There is a genuine concern that if the policy is only selectively enforced, it may fail to provide a sufficient deterrent against the submission of unverified, AI-generated content.
Implications for Educational Research
For researchers and practitioners in educational research and VET, the arXiv policy serves as a timely warning about the changing norms of academic publishing in the AI era. The pressure to publish quickly can make the drafting capabilities of LLMs highly tempting. However, the reputational risk of being caught submitting unchecked AI output is now being formalised into hard sanctions.
In educational research, where literature reviews often synthesize complex, qualitative pedagogical studies, the risk of an LLM “hallucinating” a citation or misrepresenting a foundational theory is high. The arXiv ban underscores that the core academic competency is no longer just the ability to generate text, but the verification of the information that text contains.

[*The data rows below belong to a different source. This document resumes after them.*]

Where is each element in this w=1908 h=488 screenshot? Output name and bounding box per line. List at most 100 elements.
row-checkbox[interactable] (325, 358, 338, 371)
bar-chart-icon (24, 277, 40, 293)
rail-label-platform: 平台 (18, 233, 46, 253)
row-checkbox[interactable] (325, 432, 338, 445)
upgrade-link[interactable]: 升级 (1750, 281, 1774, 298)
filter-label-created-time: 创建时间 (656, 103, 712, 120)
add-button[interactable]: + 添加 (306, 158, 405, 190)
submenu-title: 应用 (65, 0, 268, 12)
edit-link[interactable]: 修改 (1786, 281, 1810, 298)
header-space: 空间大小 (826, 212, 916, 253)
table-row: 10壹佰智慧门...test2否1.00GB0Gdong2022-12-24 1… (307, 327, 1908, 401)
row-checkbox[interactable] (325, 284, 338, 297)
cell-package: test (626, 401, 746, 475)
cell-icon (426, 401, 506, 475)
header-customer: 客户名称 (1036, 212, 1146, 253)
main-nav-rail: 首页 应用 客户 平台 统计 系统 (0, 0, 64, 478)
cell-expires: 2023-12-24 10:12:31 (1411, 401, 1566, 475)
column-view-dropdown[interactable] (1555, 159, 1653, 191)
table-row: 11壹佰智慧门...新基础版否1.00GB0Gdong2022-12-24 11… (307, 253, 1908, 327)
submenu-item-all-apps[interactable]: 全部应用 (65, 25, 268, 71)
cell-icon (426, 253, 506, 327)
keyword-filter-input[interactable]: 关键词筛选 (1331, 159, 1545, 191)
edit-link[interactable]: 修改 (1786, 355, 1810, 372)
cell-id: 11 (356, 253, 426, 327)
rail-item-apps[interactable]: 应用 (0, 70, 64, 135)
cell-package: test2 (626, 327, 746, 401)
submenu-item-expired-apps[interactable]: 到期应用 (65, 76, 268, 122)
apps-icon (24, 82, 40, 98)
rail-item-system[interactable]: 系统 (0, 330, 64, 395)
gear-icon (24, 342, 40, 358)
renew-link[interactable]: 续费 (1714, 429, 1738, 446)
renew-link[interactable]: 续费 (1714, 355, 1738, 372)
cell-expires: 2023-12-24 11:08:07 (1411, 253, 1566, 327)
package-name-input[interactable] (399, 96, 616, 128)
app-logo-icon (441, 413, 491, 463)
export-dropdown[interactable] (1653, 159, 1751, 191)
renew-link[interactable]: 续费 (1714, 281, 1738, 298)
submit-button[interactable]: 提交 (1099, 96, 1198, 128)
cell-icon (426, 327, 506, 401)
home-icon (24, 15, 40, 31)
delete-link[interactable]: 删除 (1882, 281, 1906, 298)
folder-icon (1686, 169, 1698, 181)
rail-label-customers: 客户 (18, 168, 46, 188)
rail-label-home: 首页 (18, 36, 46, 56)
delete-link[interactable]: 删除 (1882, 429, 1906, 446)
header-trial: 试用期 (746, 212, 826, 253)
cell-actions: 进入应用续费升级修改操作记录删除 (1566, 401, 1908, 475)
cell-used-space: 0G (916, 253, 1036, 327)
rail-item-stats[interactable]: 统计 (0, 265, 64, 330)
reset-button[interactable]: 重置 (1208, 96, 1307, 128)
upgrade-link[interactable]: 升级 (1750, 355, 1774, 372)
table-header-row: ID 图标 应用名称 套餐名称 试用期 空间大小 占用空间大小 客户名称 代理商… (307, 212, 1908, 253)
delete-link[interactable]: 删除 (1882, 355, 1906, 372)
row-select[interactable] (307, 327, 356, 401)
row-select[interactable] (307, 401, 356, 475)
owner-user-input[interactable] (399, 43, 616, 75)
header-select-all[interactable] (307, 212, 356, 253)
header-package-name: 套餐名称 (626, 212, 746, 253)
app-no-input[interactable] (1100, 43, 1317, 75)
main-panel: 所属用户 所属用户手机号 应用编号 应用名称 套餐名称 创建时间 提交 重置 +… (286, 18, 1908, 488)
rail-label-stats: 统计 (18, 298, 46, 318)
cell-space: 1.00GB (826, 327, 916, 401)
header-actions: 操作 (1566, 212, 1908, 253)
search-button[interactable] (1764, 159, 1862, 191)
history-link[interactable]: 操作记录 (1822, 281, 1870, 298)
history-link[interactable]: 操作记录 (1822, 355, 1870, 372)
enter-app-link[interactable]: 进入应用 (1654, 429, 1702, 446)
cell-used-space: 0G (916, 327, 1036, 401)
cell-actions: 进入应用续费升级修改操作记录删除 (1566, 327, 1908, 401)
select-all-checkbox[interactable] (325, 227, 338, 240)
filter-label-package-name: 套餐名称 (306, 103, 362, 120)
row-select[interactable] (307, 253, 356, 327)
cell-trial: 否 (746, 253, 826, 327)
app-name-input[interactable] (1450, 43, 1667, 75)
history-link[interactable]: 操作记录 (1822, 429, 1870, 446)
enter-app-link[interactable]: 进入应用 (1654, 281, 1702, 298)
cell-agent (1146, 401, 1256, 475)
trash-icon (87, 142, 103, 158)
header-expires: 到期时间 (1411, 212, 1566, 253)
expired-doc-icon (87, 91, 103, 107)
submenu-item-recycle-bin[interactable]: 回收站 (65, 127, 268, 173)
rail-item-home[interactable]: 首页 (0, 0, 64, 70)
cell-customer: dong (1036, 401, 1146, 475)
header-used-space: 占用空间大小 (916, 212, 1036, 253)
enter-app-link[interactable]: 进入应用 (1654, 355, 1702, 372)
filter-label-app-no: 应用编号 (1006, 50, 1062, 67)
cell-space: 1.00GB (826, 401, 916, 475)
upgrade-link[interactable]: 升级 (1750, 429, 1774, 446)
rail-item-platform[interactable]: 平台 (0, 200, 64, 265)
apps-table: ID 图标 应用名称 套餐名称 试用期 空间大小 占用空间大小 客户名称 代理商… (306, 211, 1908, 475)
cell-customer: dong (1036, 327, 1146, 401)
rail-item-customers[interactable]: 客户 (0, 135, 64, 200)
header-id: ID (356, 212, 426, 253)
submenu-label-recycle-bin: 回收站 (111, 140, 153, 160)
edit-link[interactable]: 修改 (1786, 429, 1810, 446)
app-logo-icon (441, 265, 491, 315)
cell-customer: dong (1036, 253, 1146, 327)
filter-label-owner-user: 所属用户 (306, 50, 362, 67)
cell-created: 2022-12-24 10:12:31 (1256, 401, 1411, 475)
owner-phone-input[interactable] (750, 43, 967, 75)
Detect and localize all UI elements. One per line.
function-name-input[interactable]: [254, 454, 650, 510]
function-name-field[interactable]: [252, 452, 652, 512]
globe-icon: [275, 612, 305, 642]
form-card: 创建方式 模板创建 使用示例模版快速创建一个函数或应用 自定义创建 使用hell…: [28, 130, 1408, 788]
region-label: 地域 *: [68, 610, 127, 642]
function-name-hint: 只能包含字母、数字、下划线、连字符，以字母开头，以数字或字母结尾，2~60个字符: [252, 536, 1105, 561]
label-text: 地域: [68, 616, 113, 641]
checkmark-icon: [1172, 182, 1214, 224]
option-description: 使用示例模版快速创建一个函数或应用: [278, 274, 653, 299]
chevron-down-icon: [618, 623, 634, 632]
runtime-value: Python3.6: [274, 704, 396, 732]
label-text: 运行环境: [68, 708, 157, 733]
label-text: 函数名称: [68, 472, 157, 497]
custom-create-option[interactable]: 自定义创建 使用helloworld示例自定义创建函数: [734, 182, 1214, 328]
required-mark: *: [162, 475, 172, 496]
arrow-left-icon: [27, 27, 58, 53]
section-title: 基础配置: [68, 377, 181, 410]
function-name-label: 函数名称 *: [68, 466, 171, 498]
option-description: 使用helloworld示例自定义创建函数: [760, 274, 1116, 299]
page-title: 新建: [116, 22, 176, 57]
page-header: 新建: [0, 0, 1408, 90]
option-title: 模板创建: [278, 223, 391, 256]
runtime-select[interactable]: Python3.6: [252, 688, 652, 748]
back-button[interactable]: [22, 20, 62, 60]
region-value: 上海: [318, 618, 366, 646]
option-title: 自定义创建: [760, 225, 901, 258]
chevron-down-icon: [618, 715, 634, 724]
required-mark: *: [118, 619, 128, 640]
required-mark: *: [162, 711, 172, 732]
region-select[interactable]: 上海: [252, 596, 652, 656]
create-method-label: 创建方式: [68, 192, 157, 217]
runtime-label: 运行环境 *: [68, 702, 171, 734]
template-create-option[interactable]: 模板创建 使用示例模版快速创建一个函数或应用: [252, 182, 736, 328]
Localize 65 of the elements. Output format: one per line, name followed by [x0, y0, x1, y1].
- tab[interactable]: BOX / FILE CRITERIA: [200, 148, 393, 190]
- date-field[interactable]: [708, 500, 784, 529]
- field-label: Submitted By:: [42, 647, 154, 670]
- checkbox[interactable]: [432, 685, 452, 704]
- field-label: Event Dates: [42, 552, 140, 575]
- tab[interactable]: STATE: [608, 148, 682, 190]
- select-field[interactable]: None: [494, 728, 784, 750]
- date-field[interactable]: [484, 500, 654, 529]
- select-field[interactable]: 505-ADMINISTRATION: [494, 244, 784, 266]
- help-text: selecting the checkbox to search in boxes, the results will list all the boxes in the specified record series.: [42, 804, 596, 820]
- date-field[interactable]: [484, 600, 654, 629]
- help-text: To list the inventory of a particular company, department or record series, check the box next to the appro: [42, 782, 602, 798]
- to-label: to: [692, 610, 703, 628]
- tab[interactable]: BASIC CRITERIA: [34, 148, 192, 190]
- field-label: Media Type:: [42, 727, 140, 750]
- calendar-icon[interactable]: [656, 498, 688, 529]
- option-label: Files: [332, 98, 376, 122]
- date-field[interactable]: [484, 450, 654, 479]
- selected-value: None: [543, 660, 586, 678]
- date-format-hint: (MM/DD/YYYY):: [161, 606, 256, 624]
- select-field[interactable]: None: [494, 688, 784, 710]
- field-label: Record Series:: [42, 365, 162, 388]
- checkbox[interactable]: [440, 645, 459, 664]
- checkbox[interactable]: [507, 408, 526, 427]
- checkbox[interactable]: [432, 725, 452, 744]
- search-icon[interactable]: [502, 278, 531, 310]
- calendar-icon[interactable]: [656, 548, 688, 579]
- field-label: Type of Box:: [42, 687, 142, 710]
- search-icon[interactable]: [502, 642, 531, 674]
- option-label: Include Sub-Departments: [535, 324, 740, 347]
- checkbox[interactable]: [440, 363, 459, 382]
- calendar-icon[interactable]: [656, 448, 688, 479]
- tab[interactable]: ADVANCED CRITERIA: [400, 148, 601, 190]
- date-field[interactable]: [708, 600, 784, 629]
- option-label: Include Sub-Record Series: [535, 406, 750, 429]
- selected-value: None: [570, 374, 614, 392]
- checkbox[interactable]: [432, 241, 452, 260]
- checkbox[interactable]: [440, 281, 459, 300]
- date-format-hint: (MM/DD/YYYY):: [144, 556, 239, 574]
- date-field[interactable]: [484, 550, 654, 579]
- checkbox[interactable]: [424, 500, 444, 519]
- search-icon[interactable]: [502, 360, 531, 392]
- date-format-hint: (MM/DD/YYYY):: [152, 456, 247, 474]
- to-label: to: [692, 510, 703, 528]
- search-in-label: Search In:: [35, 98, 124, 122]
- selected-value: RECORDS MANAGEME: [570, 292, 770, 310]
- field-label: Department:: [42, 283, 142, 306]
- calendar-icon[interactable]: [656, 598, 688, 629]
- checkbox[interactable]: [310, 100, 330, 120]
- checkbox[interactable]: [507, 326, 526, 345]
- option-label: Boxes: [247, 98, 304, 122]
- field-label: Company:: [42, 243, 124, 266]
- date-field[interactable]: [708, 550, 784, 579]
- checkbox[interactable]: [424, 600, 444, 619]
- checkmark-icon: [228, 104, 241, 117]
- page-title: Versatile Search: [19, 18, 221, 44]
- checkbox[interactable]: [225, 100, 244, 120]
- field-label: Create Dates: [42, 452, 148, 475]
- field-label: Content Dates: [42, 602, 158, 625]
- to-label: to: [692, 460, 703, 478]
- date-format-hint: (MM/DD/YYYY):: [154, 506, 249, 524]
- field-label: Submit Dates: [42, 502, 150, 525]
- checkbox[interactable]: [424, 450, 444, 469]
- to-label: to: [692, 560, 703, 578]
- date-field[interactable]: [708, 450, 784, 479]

Furthermore, this development touches on the broader debate about the role of preprint servers. Platforms like arXiv were designed to share research quickly, without the traditional gatekeeping of formal peer review [2]. Yet, as AI makes the production of plausible-looking research cheaper and faster than ever, these open platforms are being forced to adopt gatekeeping mechanisms simply to maintain a baseline of trust.
As VET institutions develop their own policies for the ethical use of AI by both students and staff, the arXiv approach offers a clear model: use the tools if they help, but the human author must always take the final responsibility for the output.
References
[1] Ha, A. (2026). Research repository ArXiv will ban authors for a year if they let AI do all the work. TechCrunch. https://techcrunch.com/2026/05/16/research-repository-arxiv-will-ban-authors-for-a-year-if-they-let-ai-do-all-the-work/
[2] Grove, J. (2026). arXiv’s ban for authors submitting AI content ‘welcome but unenforceable’. Times Higher Education. https://www.timeshighereducation.com/news/ban-authors-submitting-ai-content-welcome-unenforceable
About the Image
A man sits thinking and scribbling something in a notebook, with thought bubbles showing indefinite strokes and then a lightbulb. A computer sits in the distance with an LLM chat interface on the screen. The image explores the impact of LLMs on an individual’s writing process. Originally inspired by the concept of “distant writing” developed by Floridi (2025), the image shows how some individuals prompt LLMs with ideas and concepts, acting as a designer, and LLMs provide textual outputs. On the other hand, the image also visualises the distance that some authors put between themselves and the use of LLMs for the purposes of writing, creating, and researching. The image was created by drawing with the program Krita.